What this gives you that bash doesn't

A bash script that "deploys docs" is rsync plus a hand-rolled search-index regeneration plus a manual cache flush. It works once. It is regenerated from memory each time.

A typed CI pipeline + MinIO + Meilisearch + Traefik chain inside DevLab gives you, for the same surface area:

  • A typed .gitlab-ci.yml generated from GitLab.Ci.Yaml
  • MinIO-backed static hosting with a Traefik path rewrite
  • Meilisearch index updates triggered by the same pipeline
  • The full dogfood loop — docs hosted by the system they document
  • An E2E test that proves the loop closes

The bargain pays back the first time you push a doc fix and watch it appear at https://docs.frenchexdev.lab/... thirty seconds later, served by infrastructure HomeLab provisioned.


End of Act VI

DevLab is up. The bootstrap is dead. GitLab hosts HomeLab's source. Runners build HomeLab on every push. baget hosts the resulting nupkg. The Vagrant registry hosts the resulting boxes. The docs site (this very blog) is served from MinIO via Traefik, indexed by Meilisearch, with TLS provided by HomeLab's wildcard cert.
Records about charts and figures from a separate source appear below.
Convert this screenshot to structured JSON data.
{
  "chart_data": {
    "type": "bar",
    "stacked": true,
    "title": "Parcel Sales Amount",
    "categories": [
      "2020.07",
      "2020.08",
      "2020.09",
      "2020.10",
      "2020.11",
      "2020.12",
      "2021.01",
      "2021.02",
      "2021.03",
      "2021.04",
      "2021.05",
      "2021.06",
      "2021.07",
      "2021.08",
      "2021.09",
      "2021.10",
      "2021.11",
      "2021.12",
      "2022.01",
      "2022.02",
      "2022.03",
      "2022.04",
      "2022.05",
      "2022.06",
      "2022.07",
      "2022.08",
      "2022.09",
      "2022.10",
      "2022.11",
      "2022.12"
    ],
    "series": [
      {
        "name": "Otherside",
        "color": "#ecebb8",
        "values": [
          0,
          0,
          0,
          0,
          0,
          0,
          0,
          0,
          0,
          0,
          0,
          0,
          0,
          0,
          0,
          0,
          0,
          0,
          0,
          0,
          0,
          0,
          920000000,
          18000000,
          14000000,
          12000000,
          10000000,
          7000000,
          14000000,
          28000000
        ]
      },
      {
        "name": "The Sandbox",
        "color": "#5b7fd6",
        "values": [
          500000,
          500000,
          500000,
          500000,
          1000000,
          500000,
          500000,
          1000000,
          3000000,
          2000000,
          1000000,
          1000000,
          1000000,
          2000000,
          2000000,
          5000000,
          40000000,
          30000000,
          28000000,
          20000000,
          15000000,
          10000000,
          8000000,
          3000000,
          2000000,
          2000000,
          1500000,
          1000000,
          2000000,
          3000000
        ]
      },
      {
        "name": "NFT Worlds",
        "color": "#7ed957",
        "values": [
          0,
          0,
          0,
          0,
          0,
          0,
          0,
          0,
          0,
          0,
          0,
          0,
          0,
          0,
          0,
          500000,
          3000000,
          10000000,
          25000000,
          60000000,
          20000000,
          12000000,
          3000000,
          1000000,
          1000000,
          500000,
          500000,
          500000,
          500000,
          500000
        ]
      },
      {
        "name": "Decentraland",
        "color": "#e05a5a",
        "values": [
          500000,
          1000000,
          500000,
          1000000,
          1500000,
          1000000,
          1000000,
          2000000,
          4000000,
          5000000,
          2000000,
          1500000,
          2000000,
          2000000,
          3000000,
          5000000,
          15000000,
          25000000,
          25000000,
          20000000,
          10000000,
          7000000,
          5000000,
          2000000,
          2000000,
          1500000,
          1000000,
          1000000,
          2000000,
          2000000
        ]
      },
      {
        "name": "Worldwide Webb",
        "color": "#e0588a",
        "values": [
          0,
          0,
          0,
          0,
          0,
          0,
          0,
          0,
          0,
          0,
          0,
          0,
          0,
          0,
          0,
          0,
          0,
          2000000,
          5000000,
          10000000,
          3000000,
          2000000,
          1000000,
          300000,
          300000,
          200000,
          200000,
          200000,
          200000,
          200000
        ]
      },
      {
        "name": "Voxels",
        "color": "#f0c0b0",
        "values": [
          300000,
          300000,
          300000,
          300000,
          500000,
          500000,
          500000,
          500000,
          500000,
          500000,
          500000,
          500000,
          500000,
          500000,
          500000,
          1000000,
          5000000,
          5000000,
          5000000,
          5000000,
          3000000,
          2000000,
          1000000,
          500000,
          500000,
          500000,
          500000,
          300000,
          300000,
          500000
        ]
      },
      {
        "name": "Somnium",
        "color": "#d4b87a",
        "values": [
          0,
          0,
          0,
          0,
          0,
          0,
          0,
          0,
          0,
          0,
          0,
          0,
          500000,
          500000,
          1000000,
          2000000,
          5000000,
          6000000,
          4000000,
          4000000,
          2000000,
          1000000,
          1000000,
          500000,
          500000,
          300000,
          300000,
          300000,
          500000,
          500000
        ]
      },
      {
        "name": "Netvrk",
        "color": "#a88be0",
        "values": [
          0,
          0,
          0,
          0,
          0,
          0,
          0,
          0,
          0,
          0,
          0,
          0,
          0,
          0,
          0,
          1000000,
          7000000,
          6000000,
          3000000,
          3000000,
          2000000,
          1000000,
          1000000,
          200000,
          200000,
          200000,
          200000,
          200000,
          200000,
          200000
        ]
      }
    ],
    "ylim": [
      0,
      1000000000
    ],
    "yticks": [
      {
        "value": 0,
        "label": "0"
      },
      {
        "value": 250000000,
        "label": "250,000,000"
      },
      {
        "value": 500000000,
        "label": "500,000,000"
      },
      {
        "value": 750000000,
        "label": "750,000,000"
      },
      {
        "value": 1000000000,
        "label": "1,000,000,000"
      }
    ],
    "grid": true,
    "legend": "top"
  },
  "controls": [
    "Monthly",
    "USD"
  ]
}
Every commit closes one of the five dogfood loops.

Act VII drops back into operational depth: the secrets store that all of those _FILE-suffixed environment variables actually read from, the observability stack that watches every service, the backup framework that proves the data is recoverable, multi-host scheduling for users who want to spread VMs across machines, cost tracking for the (real, electrical) bill, and GPU passthrough for the subset of users who care.